A nitrogen-fixing plant is a plant the roots of which are inhabited by a soil bacteria that gathers nitrogen from the air.

When the bacteria are done with the nitrogen, it is released into the soil in a plant-usable form, where it stays until it is drawn up by a plant while growing.

Legumes (including beans, peas, clover, alfalfa, and vetches) are efficient nitrogen fixers and are planted in both home gardens and crop farms to sustainably boost nitrogen availability and overall fertility in soil.

11 – Introducing Mycorrhizal Species

A group of chroogomphus rutilus mushrooms, which are a mycorrhizal species.

Use this method if you want to:

  • Quickly add a beneficial fungal presence in your soil
  • Benefit your plants by connecting them to the mycelial network (vast network of strand like fungi that connects plants to each other, allowing them to give and take what they need/can afford to give)

Mycorrhizal species are white strand-like fungi that naturally exist throughout undisturbed soils. They connect plants to each other and make nutrients available in the soil. They help improve soil quality and give plants a layer of resilience to diseases they may not otherwise have.

If introducing fungi to your garden sounds like a complicated step, it really isn’t.

Fungi are everywhere, even when you don’t see mushrooms (which are the fruiting bodies of the fungi). They are the largest decomposers of organic matter on Earth and play a vital role in cycling nutrients on our planet.

Ensuring the presence of fungi in your garden soil can be as simple as finding a decomposing stick and placing it in a low and somewhat shaded spot in your garden so it can continue to receive moisture and a bit of shade.

It can be using wood chips along a pathway. It can be applying one of the mycorrhizal inoculants you see at the garden center to your plants’ roots as you transplant them.

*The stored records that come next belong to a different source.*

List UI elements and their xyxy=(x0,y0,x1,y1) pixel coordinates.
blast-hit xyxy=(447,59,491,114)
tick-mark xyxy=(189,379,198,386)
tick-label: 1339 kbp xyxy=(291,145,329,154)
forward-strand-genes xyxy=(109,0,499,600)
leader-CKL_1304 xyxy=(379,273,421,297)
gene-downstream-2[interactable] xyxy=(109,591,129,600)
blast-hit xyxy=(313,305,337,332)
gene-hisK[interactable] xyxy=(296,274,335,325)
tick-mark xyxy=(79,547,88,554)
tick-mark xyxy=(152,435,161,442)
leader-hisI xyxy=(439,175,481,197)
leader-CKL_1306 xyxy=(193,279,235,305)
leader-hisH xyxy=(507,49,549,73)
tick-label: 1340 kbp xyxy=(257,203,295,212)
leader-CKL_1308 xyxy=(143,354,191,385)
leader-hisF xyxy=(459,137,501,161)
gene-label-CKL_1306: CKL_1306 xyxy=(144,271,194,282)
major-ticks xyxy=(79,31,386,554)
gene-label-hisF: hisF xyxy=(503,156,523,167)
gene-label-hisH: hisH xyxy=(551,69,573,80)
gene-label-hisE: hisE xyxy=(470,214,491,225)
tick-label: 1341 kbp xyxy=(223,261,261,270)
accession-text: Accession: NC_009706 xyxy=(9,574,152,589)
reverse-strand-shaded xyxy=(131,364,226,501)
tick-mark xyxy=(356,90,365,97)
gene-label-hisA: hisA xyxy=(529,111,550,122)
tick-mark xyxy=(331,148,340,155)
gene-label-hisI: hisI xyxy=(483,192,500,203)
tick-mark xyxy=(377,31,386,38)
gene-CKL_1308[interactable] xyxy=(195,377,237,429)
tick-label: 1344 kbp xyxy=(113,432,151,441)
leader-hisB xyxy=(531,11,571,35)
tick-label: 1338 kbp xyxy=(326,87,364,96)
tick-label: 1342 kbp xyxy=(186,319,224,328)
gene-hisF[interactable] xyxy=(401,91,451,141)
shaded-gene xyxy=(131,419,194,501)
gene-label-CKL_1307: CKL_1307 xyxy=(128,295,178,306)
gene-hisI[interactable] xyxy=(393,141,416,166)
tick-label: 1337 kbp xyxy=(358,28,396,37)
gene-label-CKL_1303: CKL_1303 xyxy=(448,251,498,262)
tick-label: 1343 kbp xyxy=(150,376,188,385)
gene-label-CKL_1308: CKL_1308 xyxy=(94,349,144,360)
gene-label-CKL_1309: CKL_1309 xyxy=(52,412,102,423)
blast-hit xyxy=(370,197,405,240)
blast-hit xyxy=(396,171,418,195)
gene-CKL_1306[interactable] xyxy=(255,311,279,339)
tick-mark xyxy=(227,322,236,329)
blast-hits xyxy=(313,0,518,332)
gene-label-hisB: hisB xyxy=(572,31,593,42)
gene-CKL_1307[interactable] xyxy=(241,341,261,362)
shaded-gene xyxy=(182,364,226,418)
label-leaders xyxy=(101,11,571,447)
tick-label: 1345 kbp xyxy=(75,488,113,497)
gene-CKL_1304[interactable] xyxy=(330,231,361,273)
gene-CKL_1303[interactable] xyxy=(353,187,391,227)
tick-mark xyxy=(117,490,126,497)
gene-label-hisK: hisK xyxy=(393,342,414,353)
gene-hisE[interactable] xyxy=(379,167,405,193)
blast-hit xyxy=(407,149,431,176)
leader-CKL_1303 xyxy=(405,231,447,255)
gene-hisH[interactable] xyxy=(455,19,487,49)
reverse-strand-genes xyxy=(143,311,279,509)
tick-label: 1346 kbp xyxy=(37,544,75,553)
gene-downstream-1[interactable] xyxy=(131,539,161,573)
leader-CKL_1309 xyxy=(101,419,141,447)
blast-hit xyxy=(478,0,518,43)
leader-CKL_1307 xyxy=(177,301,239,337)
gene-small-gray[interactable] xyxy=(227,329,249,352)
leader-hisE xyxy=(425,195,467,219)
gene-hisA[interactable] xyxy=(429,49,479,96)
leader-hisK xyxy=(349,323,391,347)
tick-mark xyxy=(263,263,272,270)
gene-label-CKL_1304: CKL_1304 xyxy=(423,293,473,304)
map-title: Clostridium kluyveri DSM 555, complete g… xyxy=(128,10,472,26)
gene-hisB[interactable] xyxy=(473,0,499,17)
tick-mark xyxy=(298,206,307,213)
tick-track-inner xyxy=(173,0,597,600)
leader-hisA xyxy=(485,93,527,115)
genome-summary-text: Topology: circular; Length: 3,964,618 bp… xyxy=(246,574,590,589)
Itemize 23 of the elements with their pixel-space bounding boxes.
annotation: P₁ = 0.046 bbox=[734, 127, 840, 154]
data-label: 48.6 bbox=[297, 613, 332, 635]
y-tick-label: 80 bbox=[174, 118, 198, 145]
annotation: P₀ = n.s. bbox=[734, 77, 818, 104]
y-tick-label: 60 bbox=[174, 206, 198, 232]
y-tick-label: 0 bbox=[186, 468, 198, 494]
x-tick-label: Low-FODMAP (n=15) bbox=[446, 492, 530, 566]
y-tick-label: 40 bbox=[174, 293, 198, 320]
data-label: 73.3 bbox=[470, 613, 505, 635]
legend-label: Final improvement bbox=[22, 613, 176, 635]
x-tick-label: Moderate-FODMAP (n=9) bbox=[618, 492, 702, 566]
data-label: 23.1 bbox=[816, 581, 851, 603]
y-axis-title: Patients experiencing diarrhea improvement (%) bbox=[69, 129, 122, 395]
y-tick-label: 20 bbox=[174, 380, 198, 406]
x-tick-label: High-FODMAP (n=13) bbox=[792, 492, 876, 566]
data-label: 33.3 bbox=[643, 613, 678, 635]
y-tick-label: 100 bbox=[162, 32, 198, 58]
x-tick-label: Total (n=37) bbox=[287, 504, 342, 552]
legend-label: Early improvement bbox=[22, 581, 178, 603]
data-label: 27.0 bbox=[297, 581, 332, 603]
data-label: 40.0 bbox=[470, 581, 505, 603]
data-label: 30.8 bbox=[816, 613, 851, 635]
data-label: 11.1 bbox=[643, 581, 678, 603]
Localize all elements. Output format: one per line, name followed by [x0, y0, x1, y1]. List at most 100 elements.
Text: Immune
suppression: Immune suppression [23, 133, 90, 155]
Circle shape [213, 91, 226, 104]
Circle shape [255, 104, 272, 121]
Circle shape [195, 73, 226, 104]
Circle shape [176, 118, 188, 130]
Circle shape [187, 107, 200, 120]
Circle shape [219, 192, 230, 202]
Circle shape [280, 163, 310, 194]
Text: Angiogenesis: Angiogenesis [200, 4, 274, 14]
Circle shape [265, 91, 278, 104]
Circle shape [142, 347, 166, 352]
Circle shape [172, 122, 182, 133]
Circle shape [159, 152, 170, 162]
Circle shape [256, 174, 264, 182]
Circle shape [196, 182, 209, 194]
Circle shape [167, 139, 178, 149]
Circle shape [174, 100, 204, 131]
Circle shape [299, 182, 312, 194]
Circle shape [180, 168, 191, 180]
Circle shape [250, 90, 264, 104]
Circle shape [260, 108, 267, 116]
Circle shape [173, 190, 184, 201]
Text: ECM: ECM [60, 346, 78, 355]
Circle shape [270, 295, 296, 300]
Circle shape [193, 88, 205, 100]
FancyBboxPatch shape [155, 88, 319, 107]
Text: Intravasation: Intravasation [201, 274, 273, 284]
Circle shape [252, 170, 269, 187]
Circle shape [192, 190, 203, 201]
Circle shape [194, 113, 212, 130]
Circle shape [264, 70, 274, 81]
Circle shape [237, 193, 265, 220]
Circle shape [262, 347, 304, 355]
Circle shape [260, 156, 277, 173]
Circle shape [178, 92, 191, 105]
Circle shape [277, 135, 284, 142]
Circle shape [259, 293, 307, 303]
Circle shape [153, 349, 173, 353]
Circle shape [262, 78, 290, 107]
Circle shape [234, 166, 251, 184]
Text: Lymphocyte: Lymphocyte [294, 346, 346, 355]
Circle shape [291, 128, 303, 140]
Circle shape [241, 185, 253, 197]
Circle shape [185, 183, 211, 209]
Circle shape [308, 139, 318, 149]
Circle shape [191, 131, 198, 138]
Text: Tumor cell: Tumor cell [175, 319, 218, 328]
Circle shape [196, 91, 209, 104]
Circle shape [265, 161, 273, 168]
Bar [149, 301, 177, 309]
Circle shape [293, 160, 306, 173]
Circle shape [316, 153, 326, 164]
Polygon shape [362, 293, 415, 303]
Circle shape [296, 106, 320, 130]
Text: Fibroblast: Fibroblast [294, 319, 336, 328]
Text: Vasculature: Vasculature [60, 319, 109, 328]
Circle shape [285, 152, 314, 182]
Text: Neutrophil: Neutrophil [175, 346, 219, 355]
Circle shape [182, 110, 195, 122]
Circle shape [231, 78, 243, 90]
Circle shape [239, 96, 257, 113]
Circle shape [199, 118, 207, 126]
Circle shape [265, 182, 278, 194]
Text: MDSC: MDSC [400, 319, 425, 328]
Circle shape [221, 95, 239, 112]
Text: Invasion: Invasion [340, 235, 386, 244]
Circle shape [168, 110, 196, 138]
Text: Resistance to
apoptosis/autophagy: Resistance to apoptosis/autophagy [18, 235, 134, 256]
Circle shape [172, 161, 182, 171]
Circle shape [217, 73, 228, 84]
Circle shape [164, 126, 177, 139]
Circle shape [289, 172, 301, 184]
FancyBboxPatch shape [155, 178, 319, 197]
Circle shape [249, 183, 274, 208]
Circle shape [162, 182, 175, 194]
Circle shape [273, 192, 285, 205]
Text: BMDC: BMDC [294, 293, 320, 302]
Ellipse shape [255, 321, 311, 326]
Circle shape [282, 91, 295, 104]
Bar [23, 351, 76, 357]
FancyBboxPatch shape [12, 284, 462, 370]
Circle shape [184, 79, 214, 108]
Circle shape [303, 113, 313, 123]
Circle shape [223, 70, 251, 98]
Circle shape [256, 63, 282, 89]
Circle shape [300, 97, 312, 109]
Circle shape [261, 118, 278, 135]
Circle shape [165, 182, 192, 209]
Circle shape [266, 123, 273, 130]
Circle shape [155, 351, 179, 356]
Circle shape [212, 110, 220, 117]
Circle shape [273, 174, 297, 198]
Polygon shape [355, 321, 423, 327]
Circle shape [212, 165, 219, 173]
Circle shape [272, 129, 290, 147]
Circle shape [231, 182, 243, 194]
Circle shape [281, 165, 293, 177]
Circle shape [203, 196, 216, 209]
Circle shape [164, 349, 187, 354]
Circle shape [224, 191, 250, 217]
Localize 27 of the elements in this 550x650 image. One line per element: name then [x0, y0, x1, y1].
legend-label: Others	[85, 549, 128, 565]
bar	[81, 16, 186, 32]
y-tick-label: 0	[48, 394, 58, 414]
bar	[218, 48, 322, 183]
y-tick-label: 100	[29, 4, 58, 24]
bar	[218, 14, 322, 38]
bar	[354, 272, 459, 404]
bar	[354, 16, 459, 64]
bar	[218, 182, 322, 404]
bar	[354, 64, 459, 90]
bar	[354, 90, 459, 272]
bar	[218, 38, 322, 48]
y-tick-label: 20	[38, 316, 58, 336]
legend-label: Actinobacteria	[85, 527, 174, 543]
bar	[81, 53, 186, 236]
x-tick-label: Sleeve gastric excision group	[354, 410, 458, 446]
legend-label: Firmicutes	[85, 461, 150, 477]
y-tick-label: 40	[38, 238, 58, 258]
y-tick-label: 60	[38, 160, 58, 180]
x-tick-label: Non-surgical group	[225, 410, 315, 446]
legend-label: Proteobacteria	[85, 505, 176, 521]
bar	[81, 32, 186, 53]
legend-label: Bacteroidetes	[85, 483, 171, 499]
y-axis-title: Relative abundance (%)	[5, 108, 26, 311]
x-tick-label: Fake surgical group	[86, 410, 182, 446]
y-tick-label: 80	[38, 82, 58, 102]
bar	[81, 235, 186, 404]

The truth is, the mycelial network is already part of your garden. The best thing you can do is help it along by adding organic matter to your garden, so it can help your soil and plants be their best.

The most effective thing you can do to encourage its growth, and the overall health of your soil, is to disturb it as little as possible.

12 – Managing Soil Compaction

Using garden hoe to loosen the soil.

Use this method if you want to:

  • Improve soil structure and permeability
  • Improve water carrying capacity of soil
  • Break up hard soil
  • Grow in soil where you have previously had a hard time growing

If your soil is hard to dig into, doesn’t hold pockets of air, and has difficulty absorbing water, it is compacted soil.

It can be difficult to rehabilitate compacted soil, because just like you have a hard time breaking into it, so do plants and their roots. Without any space, where does the organic material you intend to add to feed the decomposers who cycle nutrients go? 

There is no room for anything to go anywhere.

While I generally advocate for leaving soil alone, this is an instance where you need to intervene. 

Adding all kinds of organic material, manure, compost, dried leaves, and grass clippings and manually working these things into the soil will start to make a difference in its structure.

Though it is a different situation than what I detailed above, the same solution applies here (potatoes to break up the soil, and a legume cover crop, crimson clover, vetch, or alfalfa). All these plants have deep taproots capable of drawing nutrients up as well as fixing nitrogen, and each will improve your soil.

As you come to rehabilitate your soil, there are a couple of rules I suggest to avoid compaction in the future. Namely, do not work in a wet garden and never walk on one.

When saturated with water, soil is extremely soft. It can take years to recover the soil structure lost once you put weight on a wet garden.

Plan how you will access your garden at the beginning of the year and stick to your plan to avoid further compacting the soil.